The Guardian reports the Victorian Commission for Gambling Regulation’s annual report showed the progress the investigation had made, which is not yet complete, despite starting in 2017.

It is likely to further alarm critics of the regulator, who have derided it as a “toothless tiger” that is captured by Crown and “worse than useless.”

VCGLR staff only attempted to interview Crown staff who were arrested in China after serious allegations, including that organised crime was involved in junkets that bring high rollers to the group’s casinos, were aired by Nine Entertainment outlets in July 2019.

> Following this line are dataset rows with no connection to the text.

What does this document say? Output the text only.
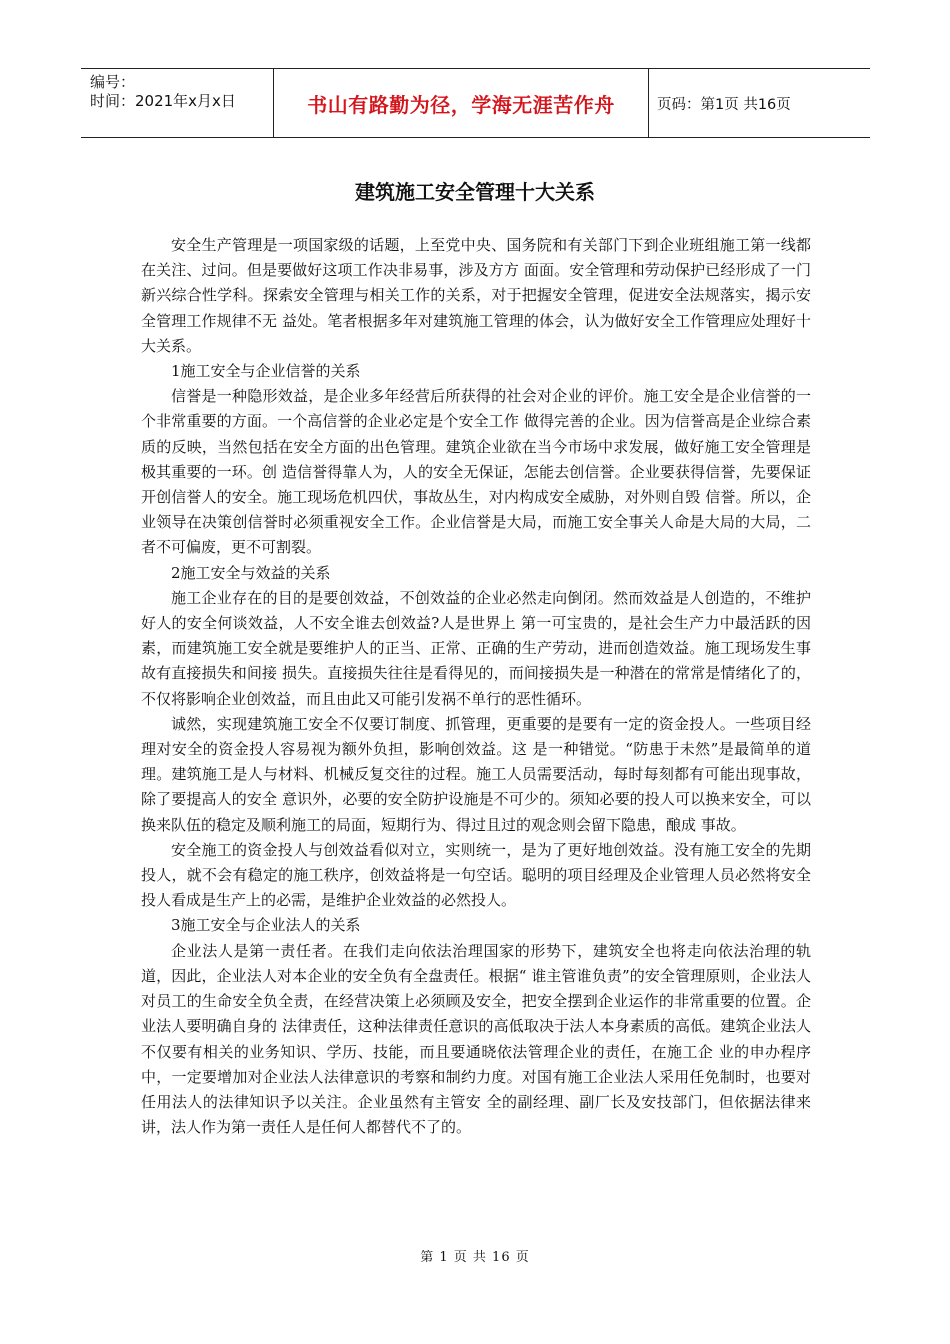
编号：
时间：2021年x月x日	书山有路勤为径，学海无涯苦作舟	页码：第1页 共16页
建筑施工安全管理十大关系

安全生产管理是一项国家级的话题，上至党中央、国务院和有关部门下到企业班组施工第一线都在关注、过问。但是要做好这项工作决非易事，涉及方方 面面。安全管理和劳动保护已经形成了一门新兴综合性学科。探索安全管理与相关工作的关系，对于把握安全管理，促进安全法规落实，揭示安全管理工作规律不无 益处。笔者根据多年对建筑施工管理的体会，认为做好安全工作管理应处理好十大关系。

1施工安全与企业信誉的关系

信誉是一种隐形效益，是企业多年经营后所获得的社会对企业的评价。施工安全是企业信誉的一个非常重要的方面。一个高信誉的企业必定是个安全工作 做得完善的企业。因为信誉高是企业综合素质的反映，当然包括在安全方面的出色管理。建筑企业欲在当今市场中求发展，做好施工安全管理是极其重要的一环。创 造信誉得靠人为，人的安全无保证，怎能去创信誉。企业要获得信誉，先要保证开创信誉人的安全。施工现场危机四伏，事故丛生，对内构成安全威胁，对外则自毁 信誉。所以，企业领导在决策创信誉时必须重视安全工作。企业信誉是大局，而施工安全事关人命是大局的大局，二者不可偏废，更不可割裂。

2施工安全与效益的关系

施工企业存在的目的是要创效益，不创效益的企业必然走向倒闭。然而效益是人创造的，不维护好人的安全何谈效益，人不安全谁去创效益?人是世界上 第一可宝贵的，是社会生产力中最活跃的因素，而建筑施工安全就是要维护人的正当、正常、正确的生产劳动，进而创造效益。施工现场发生事故有直接损失和间接 损失。直接损失往往是看得见的，而间接损失是一种潜在的常常是情绪化了的，不仅将影响企业创效益，而且由此又可能引发祸不单行的恶性循环。

诚然，实现建筑施工安全不仅要订制度、抓管理，更重要的是要有一定的资金投人。一些项目经理对安全的资金投人容易视为额外负担，影响创效益。这 是一种错觉。“防患于未然”是最简单的道理。建筑施工是人与材料、机械反复交往的过程。施工人员需要活动，每时每刻都有可能出现事故，除了要提高人的安全 意识外，必要的安全防护设施是不可少的。须知必要的投人可以换来安全，可以换来队伍的稳定及顺利施工的局面，短期行为、得过且过的观念则会留下隐患，酿成 事故。

安全施工的资金投人与创效益看似对立，实则统一，是为了更好地创效益。没有施工安全的先期投人，就不会有稳定的施工秩序，创效益将是一句空话。聪明的项目经理及企业管理人员必然将安全投人看成是生产上的必需，是维护企业效益的必然投人。

3施工安全与企业法人的关系

企业法人是第一责任者。在我们走向依法治理国家的形势下，建筑安全也将走向依法治理的轨道，因此，企业法人对本企业的安全负有全盘责任。根据“ 谁主管谁负责”的安全管理原则，企业法人对员工的生命安全负全责，在经营决策上必须顾及安全，把安全摆到企业运作的非常重要的位置。企业法人要明确自身的 法律责任，这种法律责任意识的高低取决于法人本身素质的高低。建筑企业法人不仅要有相关的业务知识、学历、技能，而且要通晓依法管理企业的责任，在施工企 业的申办程序中，一定要增加对企业法人法律意识的考察和制约力度。对国有施工企业法人采用任免制时，也要对任用法人的法律知识予以关注。企业虽然有主管安 全的副经理、副厂长及安技部门，但依据法律来讲，法人作为第一责任人是任何人都替代不了的。

第 1 页 共 16 页
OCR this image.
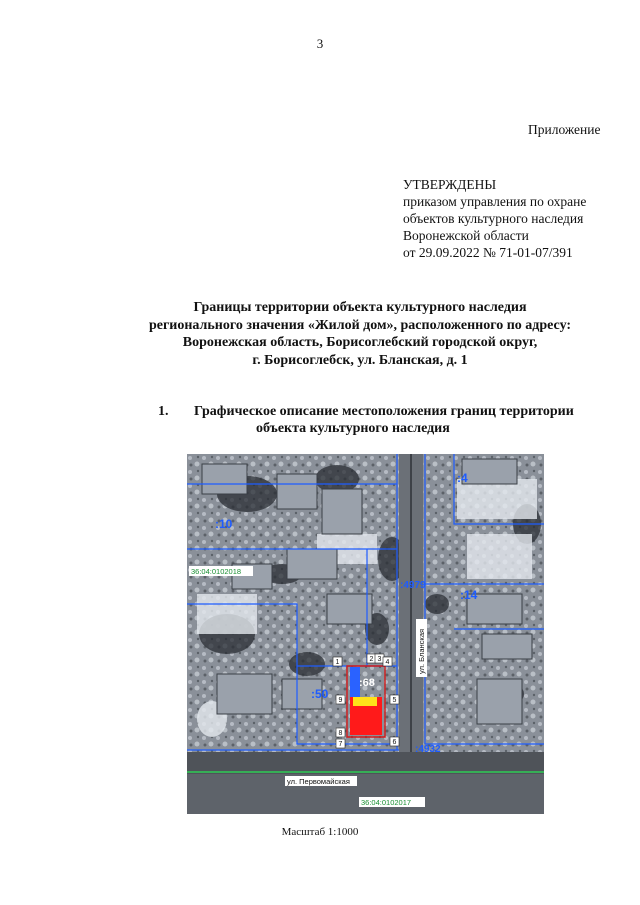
3
Приложение
УТВЕРЖДЕНЫ
приказом управления по охране
объектов культурного наследия
Воронежской области
от 29.09.2022 № 71-01-07/391
Границы территории объекта культурного наследия
регионального значения «Жилой дом», расположенного по адресу:
Воронежская область, Борисоглебский городской округ,
г. Борисоглебск, ул. Бланская, д. 1
1. Графическое описание местоположения границ территории
объекта культурного наследия
1	2 3 4
5
6
7
8
9
:10
:50
:14
:4
:68
:4979
:4932
36:04:0102018
36:04:0102017
ул. Бланская
ул. Первомайская
Масштаб 1:1000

The regulator is responsible for oversight of Crown’s biggest casino, which an inquiry in NSW has heard included one junket, Suncity, allegedly linked to organised crime gangs.

Nineteen Crown staff were arrested by Chinese authorities i n2016 and subsequently convicted of illegally promoting gambling.

One of the Crown employees, Jenny Jiang, was heavily featured on Nine’s TV current affairs show, 60 mInutes, and in the media groups’ newspaper coverage.

Nine Entertainment coverage changes VCGLR’s course

A VCGLR spokeswoman said the regulator was on the brink of finalising the investigation when Nine’s reports were published.

“In mid-2019, VCGLR provided a draft investigation report to Crown to provide it the opportunity to respond,” she said.

“Shortly after, in July 2019, a series of media reports were published regarding Crown, which also related to the circumstances surrounding the detention and imprisonment of Crown staff in China.

“Accordingly, the VCGLR’s investigation needed to assess whether that information was relevant to, or otherwise impacted this investigation, and needed to endeavour to collect any additional relevant information and evidence.”

The VCGLR has been further delayed because Crown initially refused to release a large number of documents relating to it, citing legal professional privilege, the authority said in the report.

But this year, “Crown informed the commission that it intended to waive its legal professional privilege over a large amount of material it had previously declined to provide,” the VCGLR said in its annual report.

“Our investigation therefore continues, noting the new material we received was voluminous. We have also pursued other lines of inquiry in an endeavour to collect any additional relevant information and evidence to inform and conclude our investigation.”

VCGLR said it was also consulting with Crown and Australia’s financial crime intelligence agency, Austract, to tighten the casino’s tracing of “the source of funds and wealth of individuals involved in junket and premium player arrangements.”

VCGLR has concluded a separate inquiry into the allegations raised by Nine Entertainment.

Earlier this month, it sent show cause notices to Crown, accusing the group of failing to control junket operators and asking it why it should not be found to have breached gambling laws.

The annual report also reveals that VCGLR itself has failed to meet recommendations made by the Victorian auditor general’s office three years ago, and reinforced in a follow-up report issued by the auditor general last year.

Of the 13 recommendations made in 2017, five have still not been fully implemented.

The auditor general’s recommendations that remain on foot include one requiring it to improve supervision of the casino “by defining key risks regarding casino operators and linking regulatory work performed by VCGLR and other co-regulators to mitigate such risks.”